From MySQL to SkySQL - Reflections

This month marked SkySQL's first anniversary.  It also marks my 6 months with the company, after being with MySQL AB (and then Sun and finally Oracle) for over 5 years. As good a time as any for a look back and some musings of the future.

In late 2005 I took a position in the web team (a part of Marketing) at MySQL AB.  It was a great company to work for, with a great team of people and a truly great spirit.  The idea that they were making a difference every day was palpable. I then saw it taken over by Sun Microsystems and shortly after by Oracle Corporation.  We went from 500 employees to 30,000 and then to 100,000.  My job satisfaction started to decline.  I felt more like I was battling for every concession rather than revelling in what we were able to achieve.  I needed a change.
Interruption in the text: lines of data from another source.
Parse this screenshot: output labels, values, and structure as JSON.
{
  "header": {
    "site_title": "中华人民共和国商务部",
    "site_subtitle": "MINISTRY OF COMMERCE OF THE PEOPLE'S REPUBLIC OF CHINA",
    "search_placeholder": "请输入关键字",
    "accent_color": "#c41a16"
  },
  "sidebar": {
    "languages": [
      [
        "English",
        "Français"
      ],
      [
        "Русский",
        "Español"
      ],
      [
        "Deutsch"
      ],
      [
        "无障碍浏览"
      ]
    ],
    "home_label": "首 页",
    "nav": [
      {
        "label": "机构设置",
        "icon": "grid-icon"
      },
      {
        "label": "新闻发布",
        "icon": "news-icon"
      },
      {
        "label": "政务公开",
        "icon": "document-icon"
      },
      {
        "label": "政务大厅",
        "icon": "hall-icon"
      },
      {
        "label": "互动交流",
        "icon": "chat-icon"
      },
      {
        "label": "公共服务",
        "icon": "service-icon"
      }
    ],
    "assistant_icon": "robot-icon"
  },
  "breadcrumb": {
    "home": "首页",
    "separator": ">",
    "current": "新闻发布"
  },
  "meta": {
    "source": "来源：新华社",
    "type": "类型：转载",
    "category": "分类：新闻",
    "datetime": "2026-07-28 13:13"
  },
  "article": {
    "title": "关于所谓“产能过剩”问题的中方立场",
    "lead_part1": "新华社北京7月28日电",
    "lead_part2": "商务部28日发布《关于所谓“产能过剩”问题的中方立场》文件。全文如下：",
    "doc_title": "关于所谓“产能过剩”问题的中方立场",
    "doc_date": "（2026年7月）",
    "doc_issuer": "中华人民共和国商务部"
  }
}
When I joined SkySQL it was like going home - I knew pretty much everyone at the company and that great spirit of family, that sense of being able to achieve great things, the coming together of like minds with a shared vision was what drew me there and continues to inspire me.  It is, after all, about the people.  The team that created the world class support that MySQL AB was renowned for, the team that developed the training courses that brought MySQL knowledge to thousands, the management that inspired me in the early days at MySQL AB were all here, doing what they do best.

One of the prime reasons I moved from Oracle was that I saw from the inside the change in focus on MySQL. I saw that the team that manages the mysql.com domains cut from 6 down to 2. I saw the desperate backroom struggles to ensure the MySQL community sites were not taken down. I saw some truly stupid management decisions based solely on personal animosity rather than sound business sense. I saw the sales team starved of leads because of that stupidity. I saw the inter-departmental rivalry that instead of being a force for excellence was a block to cooperation and a stifling of innovation. I saw great talent leaving the company in an air of pessimism.

What I see in SkySQL is an optimism and a sense of shared goal, a vitality and a willingness to go beyond the normal to achieve excellence. I see what we used to call the "can-do" spirit.  That ethos is what keeps me showing up at work each day, trying to do my part in the bigger picture and making SkySQL the first place you think of when you think open databases.

There are some exciting things happening at SkySQL and the future is looking very bright.  I feel honoured to be a part of it all.

2 comments

Comment from: Henrik Ingo [Visitor]
Henrik Ingo

Thanks for sharing!

Suppose some community site is actually shut down in the future… In your opinion, what should we do then? Who should build a replacement site and what would it be called?

20/10/11 @ 18:32
Comment from: [Member]
aj

Hi Henrik,

From my personal perspective I’d say that it isn’t a matter of sites being proactively shut down, but a “death of a thousand cuts". Ignoring the community sites is easy, they don’t provide any direct bottom-line benefit, they require resources that could be deployed in efforts that are more aligned to revenue generation, and they allow a platform for uncontrolled commentary. A company that is so tightly centralised as Oracle doesn’t have that sort of platform in their DNA. Unlike MySQL AB, which understood that the community would become their customer base, I’m not sure Oracle sees the benefit of Community. Users, yes, but users in Oracle’s thinking are paying customers.

We are already seeing signs of the lack of commitment to Community. Take a look at the forums, or MySQL Forge and tell me if you see signs of active engagement and a commitment to the community.

As to who should build a replacement and what it would be called, there are issues there. The name “MySQL” is a registered trademark, and if the site attracted a huge following you can bet the Oracle lawyers would take a dim view of any use of the trademark. However there are precedents and many products have community-run support sites that are not affiliated with the company producing the product. It could be done. But who should do it? It probably doesn’t matter much. As long as the future was assured and the site was unlikely to be dropped due to pressure from parties with their own agenda, who actually provides the platform is almost irrelevant.

The main thing required for any Community site is active moderation and management. I engaged with the community to put in place moderators for the MySQL forums, rather than have all of the moderation done by the ever-shrinking internal resources (the Community team was effectively decimated long before I left, and as mentioned, the web team was not doing much better). What I couldn’t do was give them the resources they needed to effectively take control of the site. I think that any new site should have community engagement and have a means by which the community can effectively manage the site. There are limits, of course, but making the site as much a community resource as possible while protecting it from misuse is a worthwhile although delicate balancing act.